The flatness of this startled you.
“You don’t know that,” you said. “Eire’s reckless, and - and stupid. You’ve always said so. Maybe she - ”
You stopped, for Niamh had whirled and put her hand over your mouth.
You wouldn’t have kept talking anyway, though. Your heart was thundering in your chest and your mouth was suddenly dry. It wasn’t just the sudden tense set of Niamh’s shoulders that made you stop, nor the chill that swept through the room and snuffed most of your little fire along with it. It was something else, something deep and ancient, something with no name, that had crept into your bones and settled into your hollow gut, and you knew: something was wrong.
At the door, there came a knock.
You looked at Niamh, whose gaze was fixed on the door. She didn’t move. Part of you wanted to struggle, to ask her why not - what if it was Eire, what if she was back? - but then the knock came again, a loud, sure rap that cut through even the noise of wind and snow, and you understood that it was not Eire, for Eire never knocked like that, and every hair on the back of your neck stood up.
Very slowly, Niamh’s hand crept toward the iron spit over the hearth.
If it was not Eire, it was nothing good. No neighbor of yours came by - in weather like this - to say hello, not since what happened to the Harrowes. (Fae curses wrought upon the forsaken and motherless, the rest of the village muttered.) And you were weak, and your sister hardly stronger, and your father was sleeping, and the iron spit was so small, so dull, so useless.

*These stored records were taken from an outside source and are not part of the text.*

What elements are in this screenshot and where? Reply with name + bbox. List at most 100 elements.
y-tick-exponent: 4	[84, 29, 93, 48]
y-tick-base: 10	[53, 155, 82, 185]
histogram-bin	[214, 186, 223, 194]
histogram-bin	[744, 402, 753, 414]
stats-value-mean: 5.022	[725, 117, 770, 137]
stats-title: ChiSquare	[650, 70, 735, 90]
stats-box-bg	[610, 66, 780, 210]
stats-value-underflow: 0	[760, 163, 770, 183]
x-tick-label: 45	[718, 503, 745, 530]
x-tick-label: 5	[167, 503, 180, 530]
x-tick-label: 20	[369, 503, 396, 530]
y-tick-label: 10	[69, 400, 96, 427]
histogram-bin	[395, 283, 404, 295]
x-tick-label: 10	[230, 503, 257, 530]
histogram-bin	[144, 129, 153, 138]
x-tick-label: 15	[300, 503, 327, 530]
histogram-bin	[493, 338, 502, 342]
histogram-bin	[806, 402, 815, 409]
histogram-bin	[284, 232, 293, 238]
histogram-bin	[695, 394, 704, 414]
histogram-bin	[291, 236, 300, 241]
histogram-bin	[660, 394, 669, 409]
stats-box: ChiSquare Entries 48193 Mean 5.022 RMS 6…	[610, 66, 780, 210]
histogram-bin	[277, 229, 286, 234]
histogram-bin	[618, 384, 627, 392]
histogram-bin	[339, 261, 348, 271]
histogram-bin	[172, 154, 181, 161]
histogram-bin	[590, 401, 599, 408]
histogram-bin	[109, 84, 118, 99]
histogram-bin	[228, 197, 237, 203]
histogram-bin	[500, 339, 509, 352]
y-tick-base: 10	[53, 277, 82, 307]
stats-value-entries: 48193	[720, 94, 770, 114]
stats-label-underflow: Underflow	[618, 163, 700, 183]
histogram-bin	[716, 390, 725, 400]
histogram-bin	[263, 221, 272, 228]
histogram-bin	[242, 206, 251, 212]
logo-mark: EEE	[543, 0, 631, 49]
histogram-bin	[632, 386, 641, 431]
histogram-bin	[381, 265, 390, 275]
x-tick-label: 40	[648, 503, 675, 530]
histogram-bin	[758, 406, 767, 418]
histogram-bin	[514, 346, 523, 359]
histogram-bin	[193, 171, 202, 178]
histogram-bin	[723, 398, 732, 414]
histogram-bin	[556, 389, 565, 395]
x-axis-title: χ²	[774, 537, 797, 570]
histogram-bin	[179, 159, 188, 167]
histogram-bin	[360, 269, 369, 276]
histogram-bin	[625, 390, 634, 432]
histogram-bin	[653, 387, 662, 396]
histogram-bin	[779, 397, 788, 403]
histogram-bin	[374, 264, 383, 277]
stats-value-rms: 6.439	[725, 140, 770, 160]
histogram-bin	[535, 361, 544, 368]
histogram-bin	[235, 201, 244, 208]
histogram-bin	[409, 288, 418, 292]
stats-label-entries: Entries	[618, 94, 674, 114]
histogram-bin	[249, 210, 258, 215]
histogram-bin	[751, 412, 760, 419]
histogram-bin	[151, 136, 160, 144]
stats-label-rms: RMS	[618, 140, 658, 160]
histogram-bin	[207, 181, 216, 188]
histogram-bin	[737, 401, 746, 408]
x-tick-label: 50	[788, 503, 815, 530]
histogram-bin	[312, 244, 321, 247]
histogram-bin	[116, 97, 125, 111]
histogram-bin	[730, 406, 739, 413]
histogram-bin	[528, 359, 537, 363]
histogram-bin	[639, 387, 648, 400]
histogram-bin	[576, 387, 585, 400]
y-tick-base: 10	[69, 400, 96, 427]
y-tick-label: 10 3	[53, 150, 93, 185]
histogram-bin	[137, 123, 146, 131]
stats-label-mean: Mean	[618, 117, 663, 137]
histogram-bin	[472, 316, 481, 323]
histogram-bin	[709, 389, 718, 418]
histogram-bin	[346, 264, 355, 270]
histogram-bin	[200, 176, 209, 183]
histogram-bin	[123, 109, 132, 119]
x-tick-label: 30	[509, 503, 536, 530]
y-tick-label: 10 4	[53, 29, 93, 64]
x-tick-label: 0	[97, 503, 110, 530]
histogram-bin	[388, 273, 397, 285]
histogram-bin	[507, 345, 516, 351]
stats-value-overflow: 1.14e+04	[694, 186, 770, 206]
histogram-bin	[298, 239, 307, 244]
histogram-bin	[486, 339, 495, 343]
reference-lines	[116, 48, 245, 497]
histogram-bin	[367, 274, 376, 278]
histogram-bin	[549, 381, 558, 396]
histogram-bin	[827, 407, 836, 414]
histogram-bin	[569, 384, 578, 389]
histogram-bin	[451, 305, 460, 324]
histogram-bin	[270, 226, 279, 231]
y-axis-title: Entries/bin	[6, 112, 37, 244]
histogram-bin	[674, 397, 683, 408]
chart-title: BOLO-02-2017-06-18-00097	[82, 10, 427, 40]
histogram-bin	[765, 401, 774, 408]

So you never knew why you did what you did then, knowing the danger of it.
You shook off Niamh’s hand and stood up. And - before she could stop you, for she was still with disbelief - you opened the door.

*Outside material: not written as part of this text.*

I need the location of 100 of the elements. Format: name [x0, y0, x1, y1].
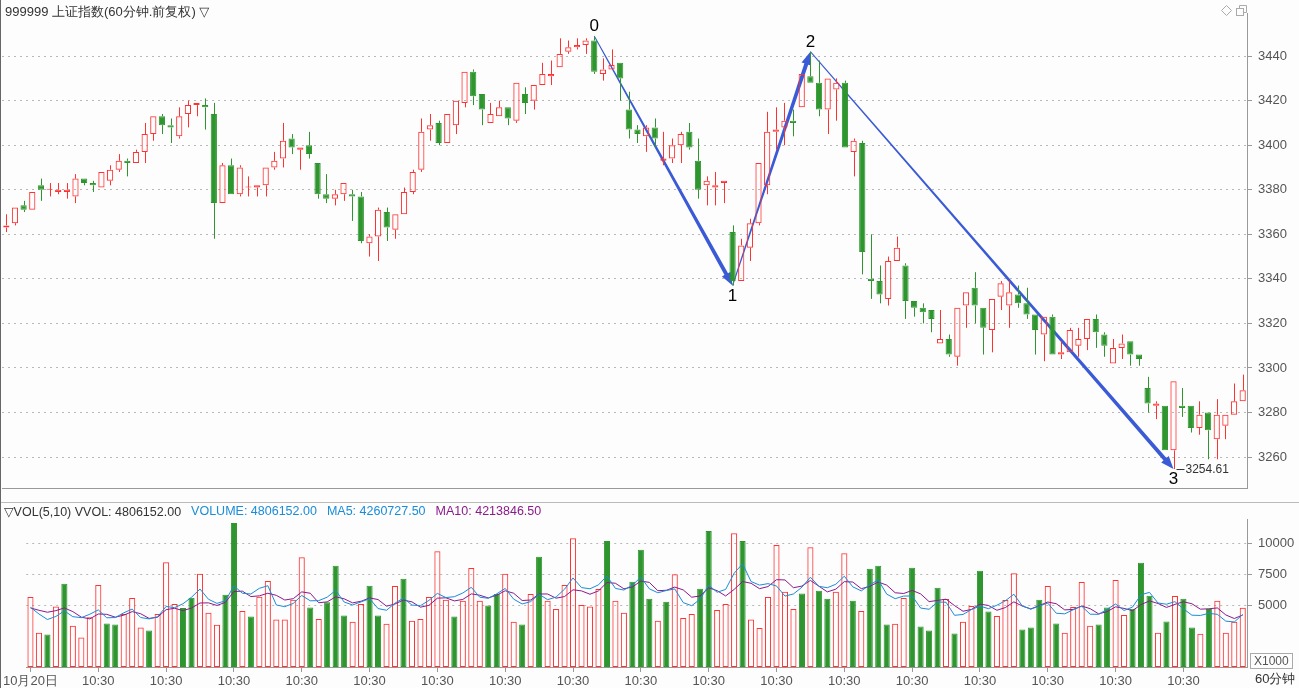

There was only snow. No - there was a shifting of shadows, a break in the wind, a man-shaped blur…a man, you saw, though so dusky he seemed to blend into the night at first. A man, and he was breathtakingly beautiful, and when he smiled, you saw that his teeth were even and sharp.

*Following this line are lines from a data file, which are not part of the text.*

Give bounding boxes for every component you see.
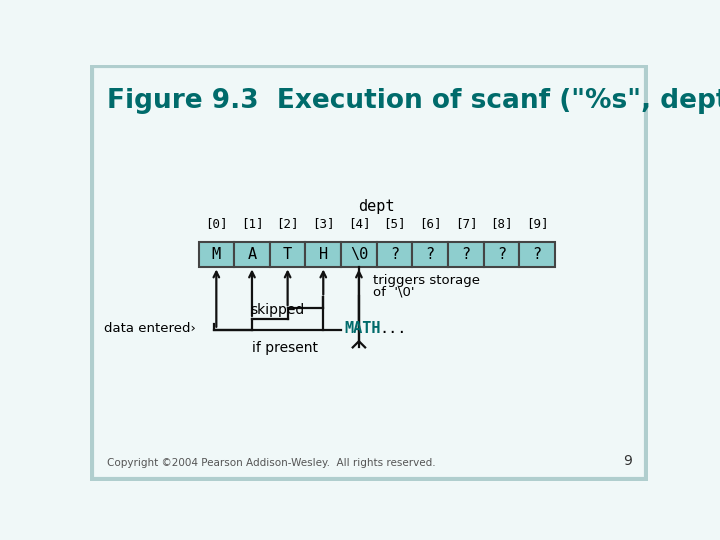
Text: ?: ? (497, 247, 506, 262)
Text: ?: ? (426, 247, 435, 262)
Text: MATH: MATH (344, 321, 381, 336)
Text: ?: ? (533, 247, 541, 262)
Text: ...: ... (380, 321, 408, 336)
Text: [2]: [2] (276, 217, 299, 230)
Bar (413, 242, 448, 267)
FancyBboxPatch shape (91, 66, 647, 479)
Text: dept: dept (359, 199, 395, 214)
Bar (377, 242, 413, 267)
Text: data entered›: data entered› (104, 322, 196, 335)
Text: [0]: [0] (205, 217, 228, 230)
Text: if present: if present (252, 341, 318, 355)
Text: [8]: [8] (490, 217, 513, 230)
Text: 9: 9 (624, 454, 632, 468)
Text: [6]: [6] (419, 217, 441, 230)
Text: T: T (283, 247, 292, 262)
Text: [1]: [1] (240, 217, 264, 230)
Text: Copyright ©2004 Pearson Addison-Wesley.  All rights reserved.: Copyright ©2004 Pearson Addison-Wesley. … (107, 458, 436, 468)
Text: of  '\0': of '\0' (373, 285, 415, 298)
Text: ?: ? (390, 247, 399, 262)
Text: H: H (319, 247, 328, 262)
Text: ?: ? (462, 247, 470, 262)
Bar (341, 242, 377, 267)
Text: [9]: [9] (526, 217, 549, 230)
Text: \0: \0 (350, 247, 368, 262)
Bar (270, 242, 305, 267)
Text: M: M (212, 247, 221, 262)
Bar (234, 242, 270, 267)
Text: skipped: skipped (251, 303, 305, 318)
Bar (519, 242, 555, 267)
Bar (448, 242, 484, 267)
Bar (484, 242, 519, 267)
Bar (305, 242, 341, 267)
Bar (199, 242, 234, 267)
Text: A: A (248, 247, 256, 262)
Text: [7]: [7] (454, 217, 477, 230)
Text: Figure 9.3  Execution of scanf ("%s", dept);: Figure 9.3 Execution of scanf ("%s", dep… (107, 88, 720, 114)
Text: [3]: [3] (312, 217, 335, 230)
Text: [4]: [4] (348, 217, 370, 230)
Text: [5]: [5] (383, 217, 406, 230)
Text: triggers storage: triggers storage (373, 274, 480, 287)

“Hello,” he said. “Your sister has done something terrible tonight. She’s broken the Covenant.”
The Covenant, you remembered from Niamh’s lecturing, was the thing the fae had promised to uphold all those ages ago when they had finally stopped warring with mankind and withdrawn into the wilds, far away from here. Only you didn’t ever really think any of that had been real - that the fae were real, that the Covenant was any more than ancient myth, fireside legend.
But here stood this beautiful man, neither old nor young, with a long, thick mane of thrush-brown hair and eyes like twilight and a grin like coins, bright and cold. And though you wanted to ask him who he was and what he meant about Eire, how he knew her and if she was alright, all that came out was a whimper.
Behind you Niamh said, “Go away. We have nothing for you.”
You didn’t dare look at her, but the man said in a lilting voice, “Sweet little darling, put down your iron twig and parley with me. I’m here to offer you a deal - to save you.”
Niamh said nothing.
The man spread his hands. “Your sister pierced one of our own,” he said, “with ash and iron, and his flesh has fallen silent. Your word says we are owed a life of yours in turn. My brothers will want to take your sister as their price, and they won’t be merciful.”
So this was the Covenant? Niamh had never made it sound so immediate, so sharp, so final.
“You’re lying,” said Niamh.
The man laughed. “You know better than anyone that we fae cannot lie, bright one,” he said. “I speak the truth. Why wouldn’t I?”
You saw suddenly that he was - despite the cold - wearing only a deerskin slung around his shoulders and a pair of soft hunter’s trousers, somehow untouched by the snow. And, from his brow, there grew a pair of spreading, massive antlers: you had thought them part of the deerskin for a moment, but no, there was his own flesh puckered around their roots. So the fae are real, you thought, and might’ve wet yourself a little.
“Here is my offer,” he said. “Come with me and let yourself be considered the life-price in your sister’s stead. My brothers will take the trade if I am the one asking for it.”
“You want to kill us,” said Niamh, who sounded cold and faraway.
“No,” said the man. He looked at you. “Beautiful one,” he said, “I want you for my bride.”